In partnership with the Murrumbidgee Environmental Water Advisory Group and the Commonwealth Environmental Water Holder, Department of Planning, Industry and Environment environmental water managers delivered much of the available water for the environment to the Lowbidgee Floodplain, primarily to wetland systems in Gayini (Nimmie-Caira) and North Redbank.

This water:

  • triggered large scale southern bell frog recruitment events in the Gayini and Nap Nap wetlands
  • initiated and maintained small spoonbill, ibis, darter and cormorant rookeries in the Gayini, Yarradda and Gooragool wetlands
  • provided refuge and breeding opportunities for Australasian and little bitterns at numerous wetlands including Campbells Swamp, Mainie Swamp and McCaugheys Lagoon.

Sunshower Lagoon near Darlington Point, which was hard-hit by the Millennium Drought, began its road to recovery with managed flows dramatically improving the condition of wetland vegetation including river red gums, spike rush, water ribbons and water lilies. Pumped delivery of water for the environment via a local contractor eliminated carp, which maximised the aquatic vegetation and frog response. Southern bell frogs were heard calling at the site for the first time in a decade.

These outcomes achieved the key planned actions proposed for the 2019–20 water year.

Vegetation response at Sunshower Lagoon.The restoration of Sunshower Lagoon has been a highlight of the Murrumbidgee watering year.

For the first time, water managers used new infrastructure to deliver water for the environment to the site.
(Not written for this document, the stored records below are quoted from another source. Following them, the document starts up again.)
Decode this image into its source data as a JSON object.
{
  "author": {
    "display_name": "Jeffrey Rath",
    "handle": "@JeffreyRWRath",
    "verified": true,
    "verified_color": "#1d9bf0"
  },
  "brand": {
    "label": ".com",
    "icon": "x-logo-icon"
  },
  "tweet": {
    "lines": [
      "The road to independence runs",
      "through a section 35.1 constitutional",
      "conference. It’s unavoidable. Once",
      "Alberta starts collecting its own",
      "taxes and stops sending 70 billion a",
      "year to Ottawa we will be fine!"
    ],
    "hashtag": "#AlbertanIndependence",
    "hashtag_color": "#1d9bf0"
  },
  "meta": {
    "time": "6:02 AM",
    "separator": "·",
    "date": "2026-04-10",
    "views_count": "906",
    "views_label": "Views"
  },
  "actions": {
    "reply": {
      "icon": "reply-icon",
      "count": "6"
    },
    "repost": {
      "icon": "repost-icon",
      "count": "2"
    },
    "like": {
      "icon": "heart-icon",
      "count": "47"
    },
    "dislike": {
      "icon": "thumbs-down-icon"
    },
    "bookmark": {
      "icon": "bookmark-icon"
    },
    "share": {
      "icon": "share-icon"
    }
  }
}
The infrastructure was co-funded by the Department of Planning, Industry and Environment (DPIE) and Riverina Local Land Services under the Boosting the Bunyip Bird Project.

DPIE managed the delivery of 514 megalitres of Commonwealth environmental water to the site between the start of December 2019 and the end of January 2020.

The site had been dry since 2016 and was severely drought stressed.

River red gums were the first to bounce back after water arrived. Aquatic plants followed soon after with common rush, spike rush and water ribbon appearing in encouraging numbers and setting seed in response to the flow.

Monitoring of the flow detected the presence of endangered southern bell frogs that had not been seen or heard at the site since 2010.

A combination of factors are thought to have contributed to the success of the watering event, including timing.

The watering occurred after the carp spawning period meaning fewer small carp were present in the system. The use of carp screens further reduced the number of carp present which, in turn, reduced pressure on recovering wetland plants.